I guess I’m going to church this Sunday, though my feelings about it are mixed. I think I’d prefer not to sit through a sermon and take communion and all that stuff again. Maybe I’ll wait and see at the last minute whether I want to go.

Yesterday I flipped my blank book over and started writing going in the other direction on the left hand pages. Meanwhile I kind of wonder what interested me in Paul Bowles again; or even why I used to like his writing originally. I’ve changed since I first read him in February 98. And at the end of the same year I finished Moby Dick, the mood of which was very similar to the Bowles book: it was quite nihilistic and maybe sort of wicked like Macbeth. I don’t know how I feel about the unconscious from a Freudian point of view anymore, something dark with basic drives, but you can see it illustrated in the tales of Edgar Allan Poe, like in “The Cask of Amontillado” and many others. And that reminds me: have you decided on your next purchase from Amazon yet?

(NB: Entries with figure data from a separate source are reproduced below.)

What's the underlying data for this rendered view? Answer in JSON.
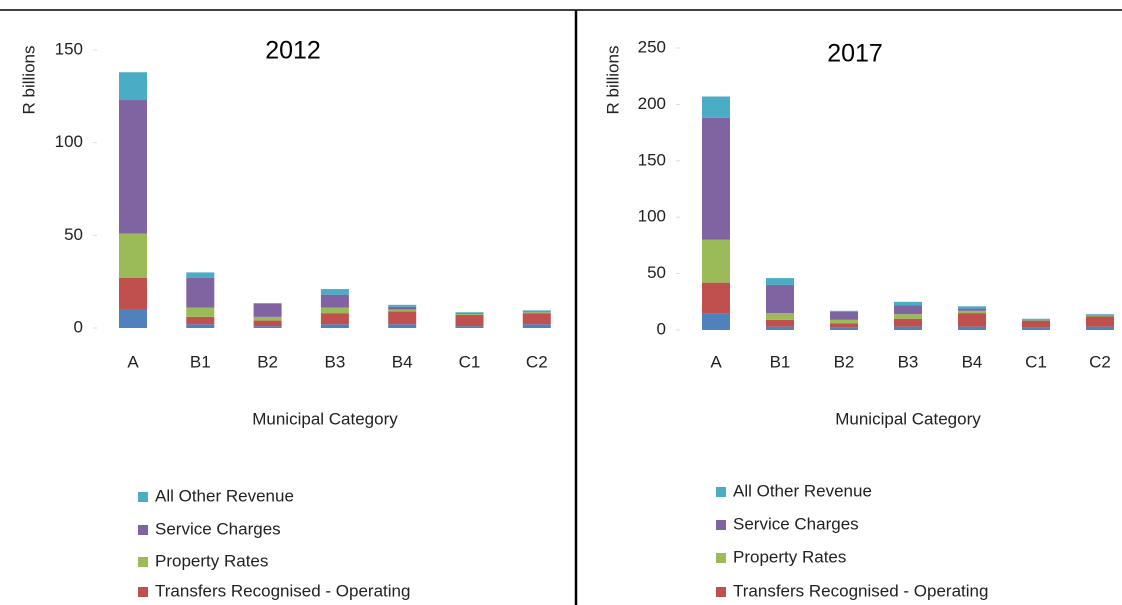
{
  "chart_data": [
    {
      "type": "bar",
      "stacked": true,
      "title": "2012",
      "ylabel": "R billions",
      "xlabel": "Municipal Category",
      "categories": [
        "A",
        "B1",
        "B2",
        "B3",
        "B4",
        "C1",
        "C2"
      ],
      "ylim": [
        0,
        150
      ],
      "yticks": [
        0,
        50,
        100,
        150
      ],
      "series": [
        {
          "name": null,
          "color": "#4f81bd",
          "values": [
            10,
            2,
            1,
            2,
            2,
            1,
            2
          ]
        },
        {
          "name": "Transfers Recognised - Operating",
          "color": "#c0504d",
          "values": [
            17,
            4,
            3,
            6,
            7,
            6,
            6
          ]
        },
        {
          "name": "Property Rates",
          "color": "#9bbb59",
          "values": [
            24,
            5,
            2,
            3,
            1,
            0.5,
            0.5
          ]
        },
        {
          "name": "Service Charges",
          "color": "#8064a2",
          "values": [
            72,
            16,
            7,
            7,
            1.5,
            0.5,
            0.5
          ]
        },
        {
          "name": "All Other Revenue",
          "color": "#4bacc6",
          "values": [
            15,
            3,
            0.5,
            3,
            1,
            0.5,
            0.5
          ]
        }
      ]
    },
    {
      "type": "bar",
      "stacked": true,
      "title": "2017",
      "ylabel": "R billions",
      "xlabel": "Municipal Category",
      "categories": [
        "A",
        "B1",
        "B2",
        "B3",
        "B4",
        "C1",
        "C2"
      ],
      "ylim": [
        0,
        250
      ],
      "yticks": [
        0,
        50,
        100,
        150,
        200,
        250
      ],
      "series": [
        {
          "name": null,
          "color": "#4f81bd",
          "values": [
            15,
            3,
            2,
            3,
            3,
            2,
            3
          ]
        },
        {
          "name": "Transfers Recognised - Operating",
          "color": "#c0504d",
          "values": [
            27,
            6,
            4,
            7,
            12,
            6,
            9
          ]
        },
        {
          "name": "Property Rates",
          "color": "#9bbb59",
          "values": [
            38,
            6,
            3,
            4,
            2,
            0.5,
            0.5
          ]
        },
        {
          "name": "Service Charges",
          "color": "#8064a2",
          "values": [
            108,
            25,
            7,
            8,
            2,
            0.5,
            0.5
          ]
        },
        {
          "name": "All Other Revenue",
          "color": "#4bacc6",
          "values": [
            19,
            6,
            1,
            3,
            2,
            1,
            1
          ]
        }
      ]
    }
  ]
}
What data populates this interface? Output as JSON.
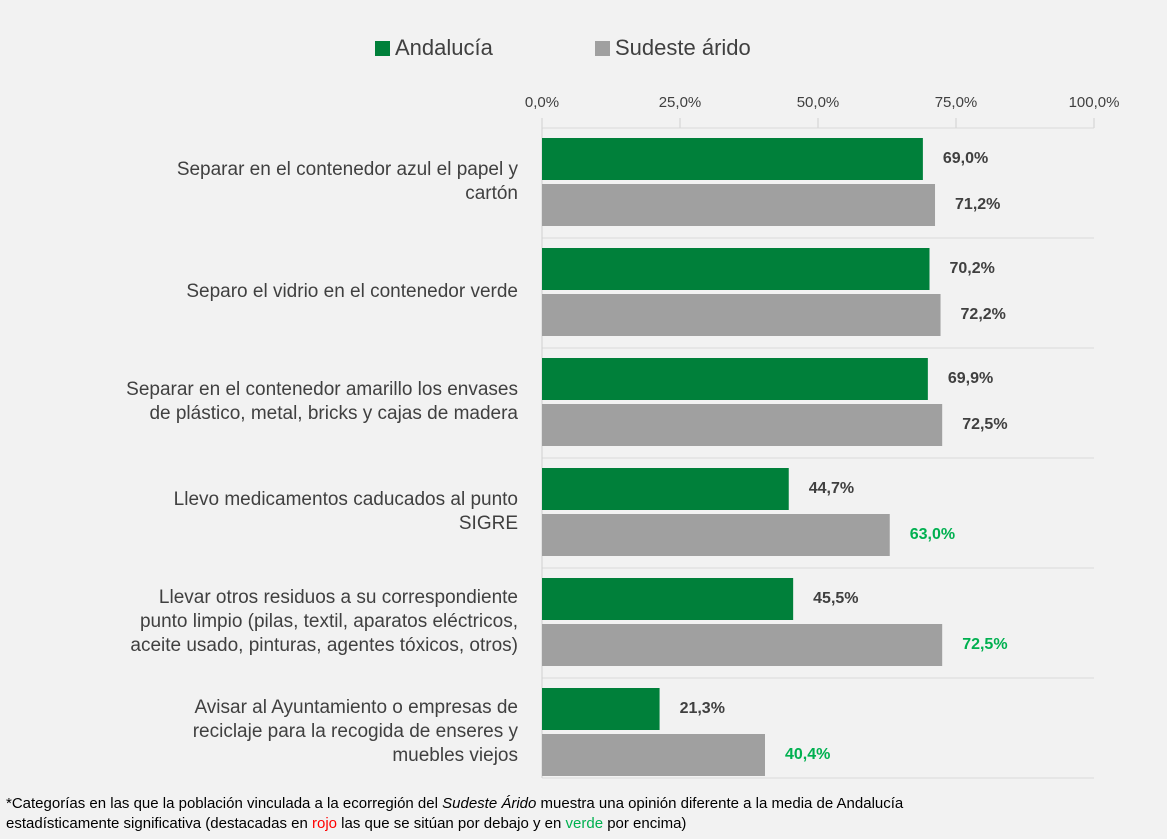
{
  "chart_data": {
    "type": "hbar",
    "categories": [
      [
        "Separar en el contenedor azul el papel y",
        "cartón"
      ],
      [
        "Separo el vidrio en el contenedor verde"
      ],
      [
        "Separar en el contenedor amarillo los envases",
        "de plástico, metal, bricks y cajas de madera"
      ],
      [
        "Llevo medicamentos caducados al punto",
        "SIGRE"
      ],
      [
        "Llevar otros residuos a su correspondiente",
        "punto limpio (pilas, textil, aparatos eléctricos,",
        "aceite usado, pinturas, agentes tóxicos, otros)"
      ],
      [
        "Avisar al Ayuntamiento o empresas de",
        "reciclaje para la recogida de enseres y",
        "muebles viejos"
      ]
    ],
    "series": [
      {
        "name": "Andalucía",
        "color": "#00803a",
        "values": [
          69.0,
          70.2,
          69.9,
          44.7,
          45.5,
          21.3
        ],
        "value_labels": [
          "69,0%",
          "70,2%",
          "69,9%",
          "44,7%",
          "45,5%",
          "21,3%"
        ],
        "value_label_colors": [
          "#404040",
          "#404040",
          "#404040",
          "#404040",
          "#404040",
          "#404040"
        ]
      },
      {
        "name": "Sudeste árido",
        "color": "#a0a0a0",
        "values": [
          71.2,
          72.2,
          72.5,
          63.0,
          72.5,
          40.4
        ],
        "value_labels": [
          "71,2%",
          "72,2%",
          "72,5%",
          "63,0%",
          "72,5%",
          "40,4%"
        ],
        "value_label_colors": [
          "#404040",
          "#404040",
          "#404040",
          "#00b050",
          "#00b050",
          "#00b050"
        ]
      }
    ],
    "xlim": [
      0,
      100
    ],
    "xticks": [
      {
        "value": 0,
        "label": "0,0%"
      },
      {
        "value": 25,
        "label": "25,0%"
      },
      {
        "value": 50,
        "label": "50,0%"
      },
      {
        "value": 75,
        "label": "75,0%"
      },
      {
        "value": 100,
        "label": "100,0%"
      }
    ],
    "legend": "top",
    "footnote": [
      [
        {
          "text": "*Categorías en las que la población vinculada a la ecorregión del "
        },
        {
          "text": "Sudeste Árido",
          "italic": true
        },
        {
          "text": " muestra una opinión diferente a la media de Andalucía"
        }
      ],
      [
        {
          "text": "estadísticamente significativa (destacadas en "
        },
        {
          "text": "rojo",
          "color": "#ff0000"
        },
        {
          "text": " las que se sitúan por debajo y en "
        },
        {
          "text": "verde",
          "color": "#00b050"
        },
        {
          "text": " por encima)"
        }
      ]
    ]
  }
}
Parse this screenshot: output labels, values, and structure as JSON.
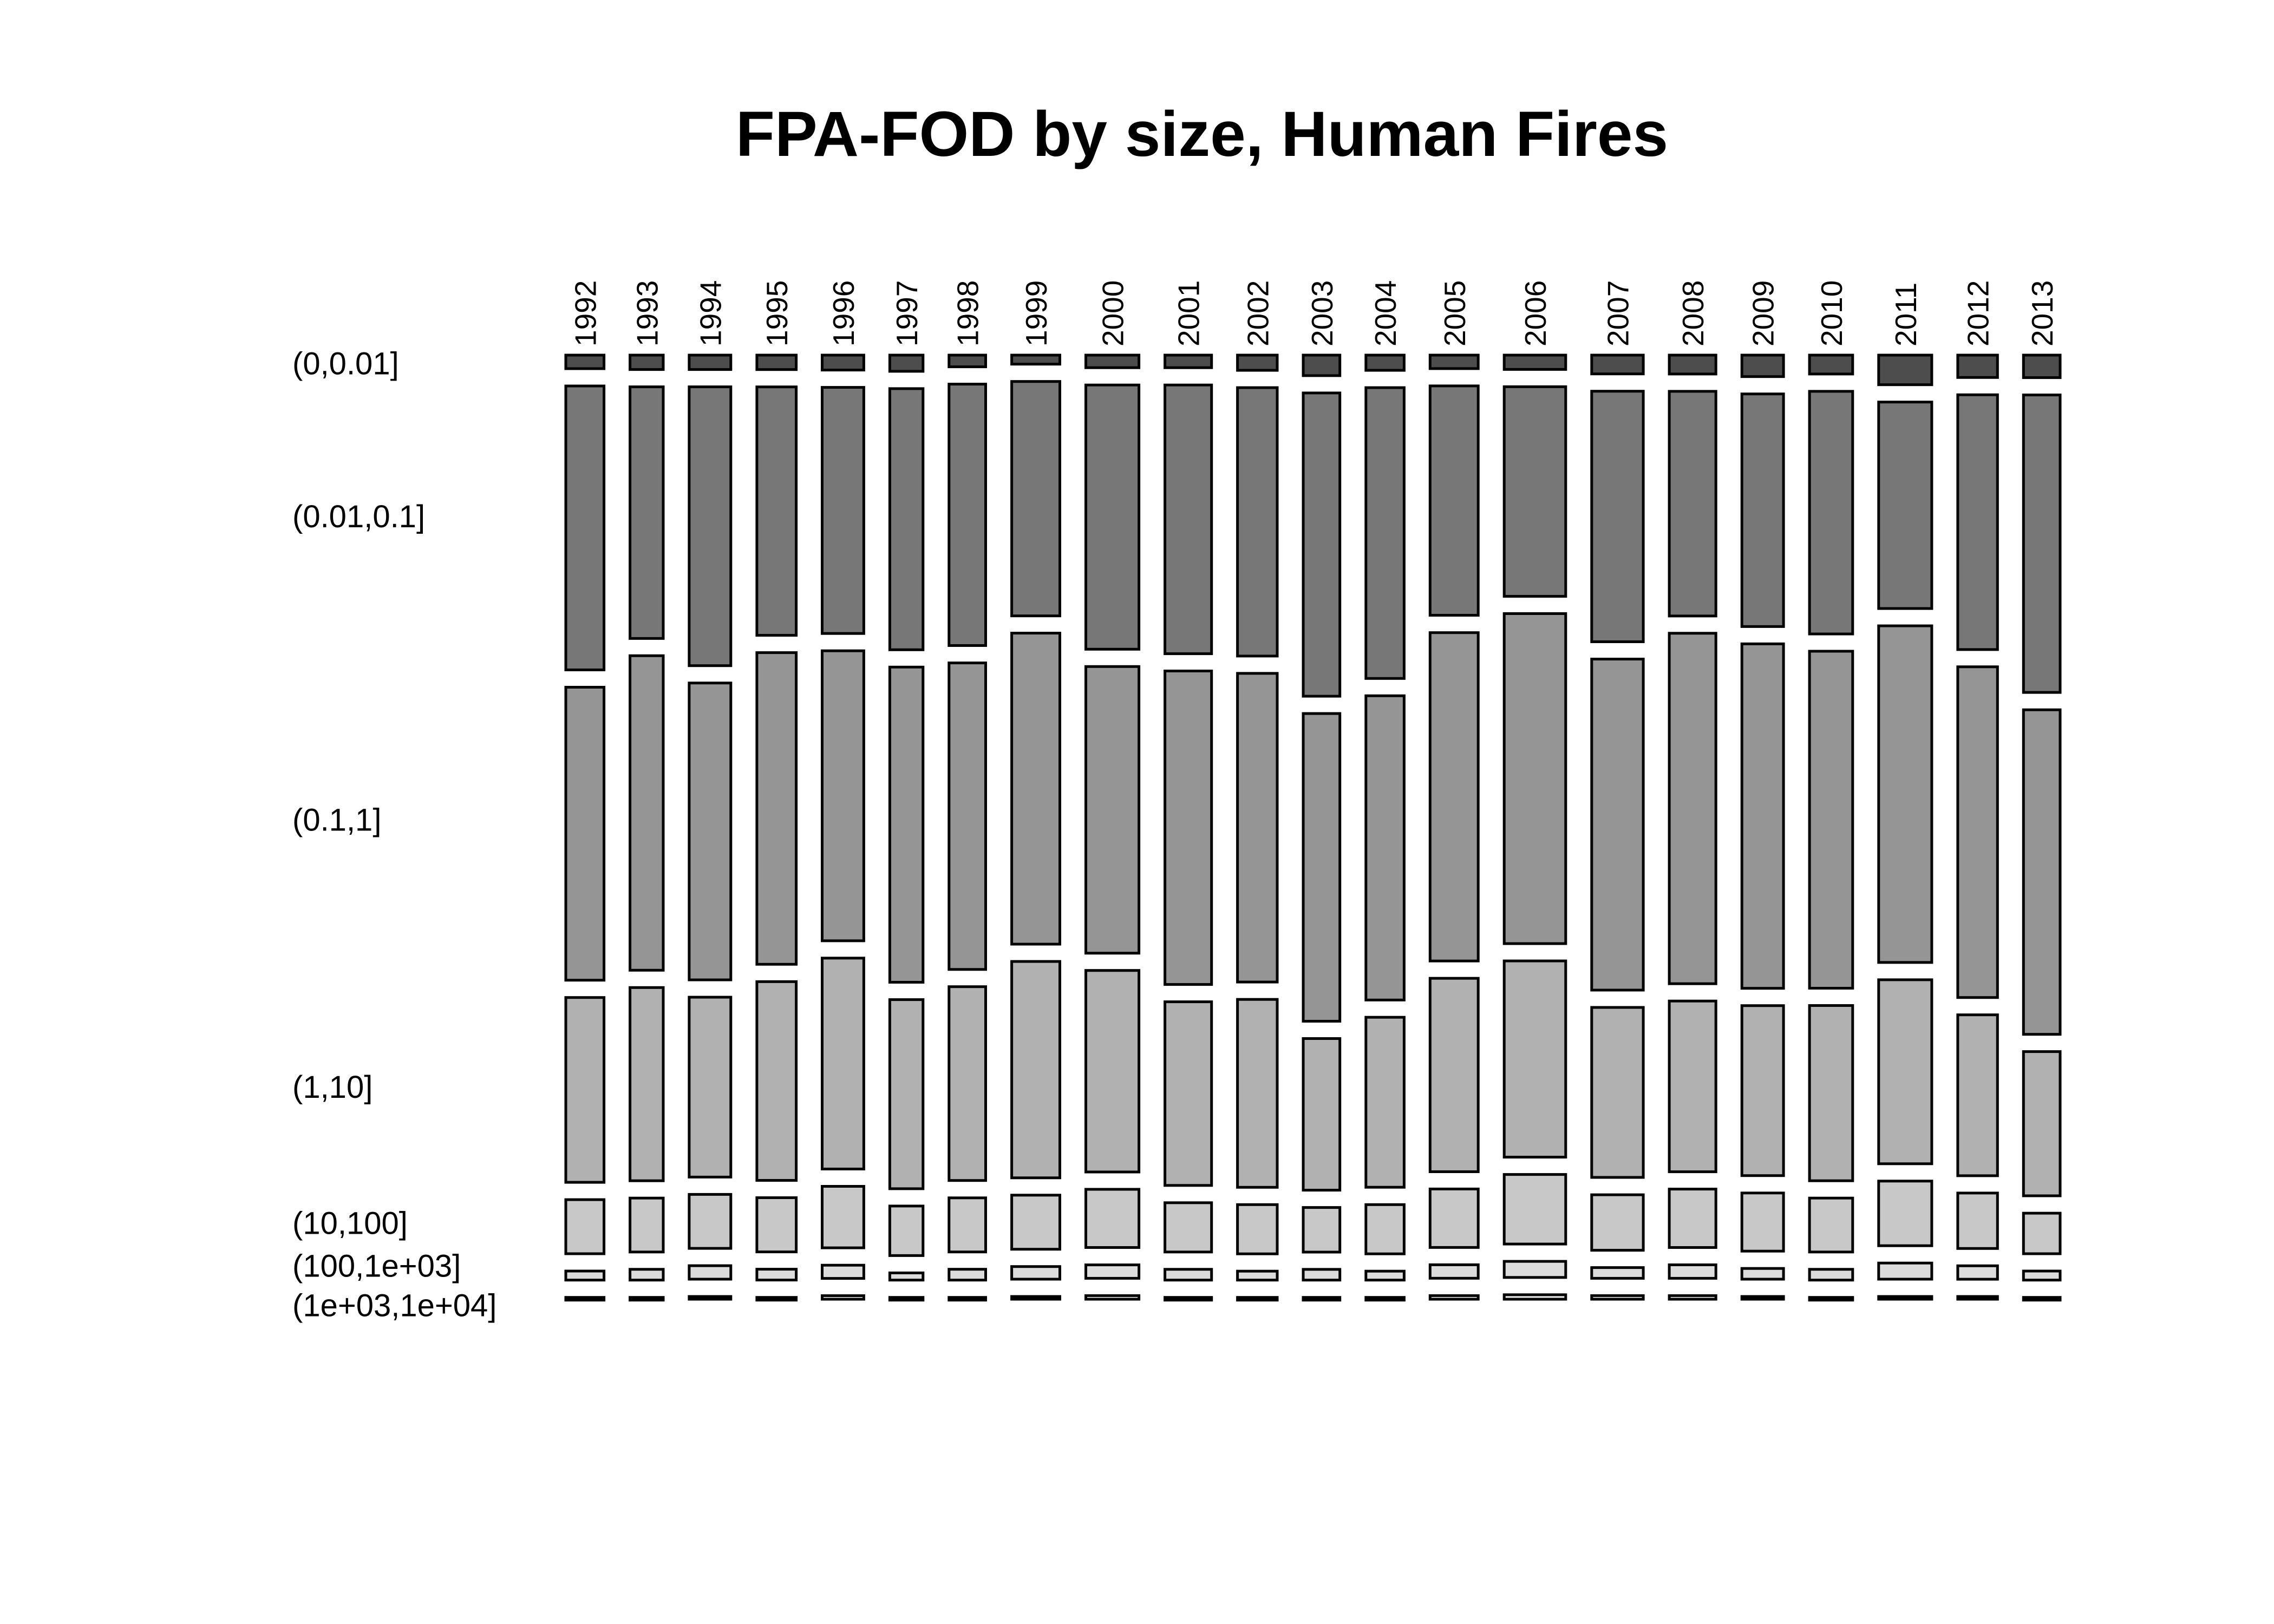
{
  "chart_data": {
    "type": "mosaic",
    "title": "FPA-FOD by size, Human Fires",
    "categories": [
      "1992",
      "1993",
      "1994",
      "1995",
      "1996",
      "1997",
      "1998",
      "1999",
      "2000",
      "2001",
      "2002",
      "2003",
      "2004",
      "2005",
      "2006",
      "2007",
      "2008",
      "2009",
      "2010",
      "2011",
      "2012",
      "2013"
    ],
    "column_widths": [
      1.0,
      0.87,
      1.09,
      1.03,
      1.09,
      0.87,
      0.96,
      1.26,
      1.39,
      1.22,
      1.04,
      0.96,
      1.0,
      1.26,
      1.61,
      1.35,
      1.22,
      1.09,
      1.13,
      1.39,
      1.04,
      0.96
    ],
    "series": [
      {
        "name": "(0,0.01]",
        "color": "#4d4d4d",
        "values": [
          0.015,
          0.016,
          0.016,
          0.016,
          0.017,
          0.018,
          0.013,
          0.01,
          0.014,
          0.014,
          0.017,
          0.023,
          0.017,
          0.015,
          0.016,
          0.021,
          0.021,
          0.024,
          0.021,
          0.033,
          0.025,
          0.025
        ]
      },
      {
        "name": "(0.01,0.1]",
        "color": "#777777",
        "values": [
          0.315,
          0.28,
          0.31,
          0.275,
          0.28,
          0.29,
          0.29,
          0.26,
          0.295,
          0.3,
          0.3,
          0.34,
          0.325,
          0.255,
          0.235,
          0.28,
          0.25,
          0.26,
          0.27,
          0.23,
          0.285,
          0.33
        ]
      },
      {
        "name": "(0.1,1]",
        "color": "#959595",
        "values": [
          0.325,
          0.35,
          0.33,
          0.345,
          0.33,
          0.35,
          0.34,
          0.345,
          0.32,
          0.35,
          0.345,
          0.345,
          0.34,
          0.365,
          0.37,
          0.37,
          0.39,
          0.385,
          0.375,
          0.375,
          0.37,
          0.36
        ]
      },
      {
        "name": "(1,10]",
        "color": "#b1b1b1",
        "values": [
          0.205,
          0.215,
          0.2,
          0.22,
          0.24,
          0.21,
          0.215,
          0.24,
          0.225,
          0.205,
          0.21,
          0.17,
          0.19,
          0.215,
          0.22,
          0.19,
          0.19,
          0.19,
          0.195,
          0.205,
          0.18,
          0.16
        ]
      },
      {
        "name": "(10,100]",
        "color": "#c8c8c8",
        "values": [
          0.06,
          0.06,
          0.06,
          0.06,
          0.07,
          0.055,
          0.06,
          0.06,
          0.065,
          0.055,
          0.055,
          0.05,
          0.055,
          0.065,
          0.078,
          0.062,
          0.065,
          0.065,
          0.06,
          0.072,
          0.062,
          0.045
        ]
      },
      {
        "name": "(100,1e+03]",
        "color": "#dcdcdc",
        "values": [
          0.01,
          0.012,
          0.015,
          0.012,
          0.015,
          0.008,
          0.012,
          0.014,
          0.015,
          0.012,
          0.01,
          0.012,
          0.01,
          0.015,
          0.018,
          0.012,
          0.015,
          0.012,
          0.012,
          0.018,
          0.015,
          0.01
        ]
      },
      {
        "name": "(1e+03,1e+04]",
        "color": "#ebebeb",
        "values": [
          0.002,
          0.002,
          0.003,
          0.002,
          0.004,
          0.002,
          0.002,
          0.003,
          0.004,
          0.002,
          0.002,
          0.002,
          0.002,
          0.004,
          0.005,
          0.004,
          0.004,
          0.003,
          0.002,
          0.003,
          0.003,
          0.002
        ]
      }
    ],
    "xlabel": "",
    "ylabel": "",
    "grid": false,
    "legend": "none"
  }
}
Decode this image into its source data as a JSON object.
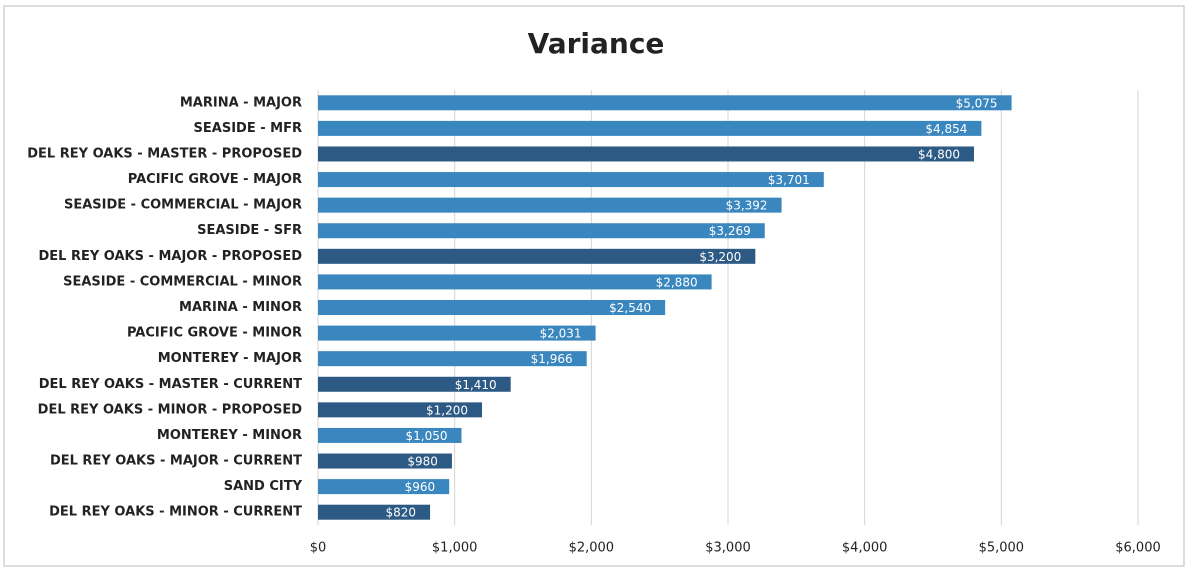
{
  "chart_data": {
    "type": "barh",
    "title": "Variance",
    "categories": [
      "MARINA - MAJOR",
      "SEASIDE - MFR",
      "DEL REY OAKS - MASTER - PROPOSED",
      "PACIFIC GROVE - MAJOR",
      "SEASIDE - COMMERCIAL - MAJOR",
      "SEASIDE - SFR",
      "DEL REY OAKS - MAJOR - PROPOSED",
      "SEASIDE - COMMERCIAL - MINOR",
      "MARINA - MINOR",
      "PACIFIC GROVE - MINOR",
      "MONTEREY - MAJOR",
      "DEL REY OAKS - MASTER - CURRENT",
      "DEL REY OAKS - MINOR - PROPOSED",
      "MONTEREY - MINOR",
      "DEL REY OAKS - MAJOR - CURRENT",
      "SAND CITY",
      "DEL REY OAKS - MINOR - CURRENT"
    ],
    "values": [
      5075,
      4854,
      4800,
      3701,
      3392,
      3269,
      3200,
      2880,
      2540,
      2031,
      1966,
      1410,
      1200,
      1050,
      980,
      960,
      820
    ],
    "value_labels": [
      "$5,075",
      "$4,854",
      "$4,800",
      "$3,701",
      "$3,392",
      "$3,269",
      "$3,200",
      "$2,880",
      "$2,540",
      "$2,031",
      "$1,966",
      "$1,410",
      "$1,200",
      "$1,050",
      "$980",
      "$960",
      "$820"
    ],
    "colors": [
      "#3a86be",
      "#3a86be",
      "#2d5a84",
      "#3a86be",
      "#3a86be",
      "#3a86be",
      "#2d5a84",
      "#3a86be",
      "#3a86be",
      "#3a86be",
      "#3a86be",
      "#2d5a84",
      "#2d5a84",
      "#3a86be",
      "#2d5a84",
      "#3a86be",
      "#2d5a84"
    ],
    "xlim": [
      0,
      6000
    ],
    "xticks": [
      {
        "value": 0,
        "label": "$0"
      },
      {
        "value": 1000,
        "label": "$1,000"
      },
      {
        "value": 2000,
        "label": "$2,000"
      },
      {
        "value": 3000,
        "label": "$3,000"
      },
      {
        "value": 4000,
        "label": "$4,000"
      },
      {
        "value": 5000,
        "label": "$5,000"
      },
      {
        "value": 6000,
        "label": "$6,000"
      }
    ],
    "grid": true
  }
}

It’s been drizzling here since about noon today, but it’s supposed to stop pretty soon, only to redouble itself for another week or so. Rain, rain, rain! But I have no complaints about it, and I actually like it. It promotes a state of mind for thinking and reflecting about abstract things.

Aesop has been in a sympathetic mood yesterday and today, probably sensing that I was feeling rather crappy since Monday afternoon. He is a very smart dog, and I think I care more about him than the dog I had before him, a little pug named Henry. The pug was more gregarious than Aesop, and everybody loved him. Henry was very sweet and cute as could be, and sometimes I miss having him around. But like a lot of things and people I used to know, he belongs to a past that can’t be revived. I may regret it all I want but in the end I will accept that the past is buried and irrecoverable.
But once in a while something happens to remind me…

At some level I wish I could get drunk and enjoy my life like I used to years ago. I thought I had my whole life ahead of me when I’d get a mile high. The future consequences don’t occur to you when you get wasted on alcohol or other drugs. And then you get a wake up call and realize that life is very short and you are not immortal. And you know then that alcoholism really is fatal.